November 1998: Iisaak, a joint venture between Weyerhaeuser and First Nations at Clayoquot Sound, is established, providing a preliminary model for ecosystem-based timber harvesting. The Central Region Nuu-chah-nulth First Nations own 51 per cent of the forestry company; Weyerhaeuser owns 49 per cent.
1999
March 26: Negotiations with BC government completed regarding environmental group participation in the CCLRMP. Government commissions some additional studies on ecological and economic issues and guarantees there will be no 12 per cent limit on land available for protection. Environmental groups begin sitting at the CCLRMP Table and continue work in the marketplace.
August 26: After pressure by environmental groups, Home Depot announces it will phase out products made from endangered forests. At the same time, German pulp producers and magazine publishing associations support logging deferrals in the Great Bear Rainforest and urge companies, the Province of BC and environmentalists to find a shared solution.

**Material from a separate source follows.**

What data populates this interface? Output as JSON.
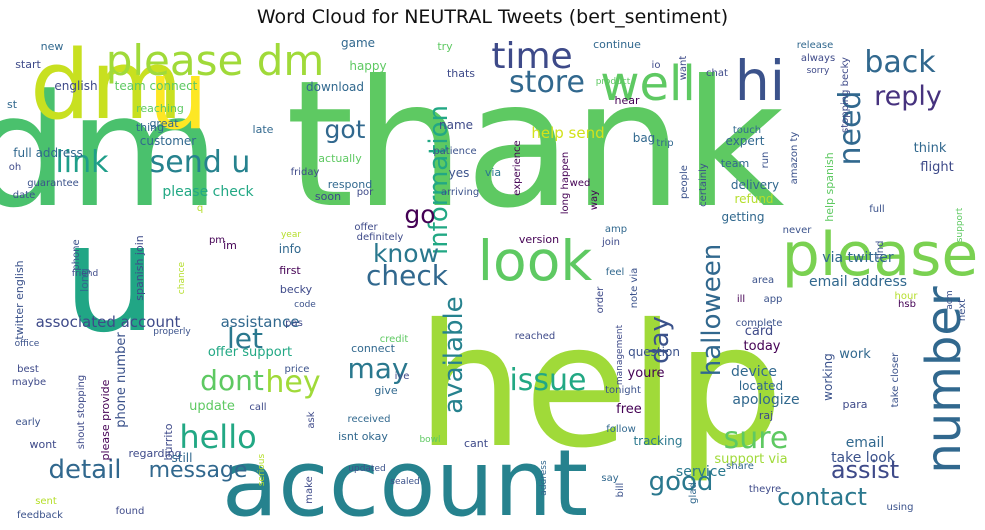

November: In response to the success of international market campaigns targeting of forest products from the Great Bear Rainforest, four environmental groups—the Coastal Rainforest Coalition (now ForestEthics), Greenpeace, Rainforest Action Network, and the Sierra Club of Canada, BC Chapter—begin to negotiate with four major coastal logging companies-- Interfor, Western Forest Products, WestFraser and Weyerhaeuser, plus two pulp companies Norske Canada and CanFor-- for a moratorium on logging intact rainforest valleys in all of the Great Bear Rainforest while land-use planning is underway.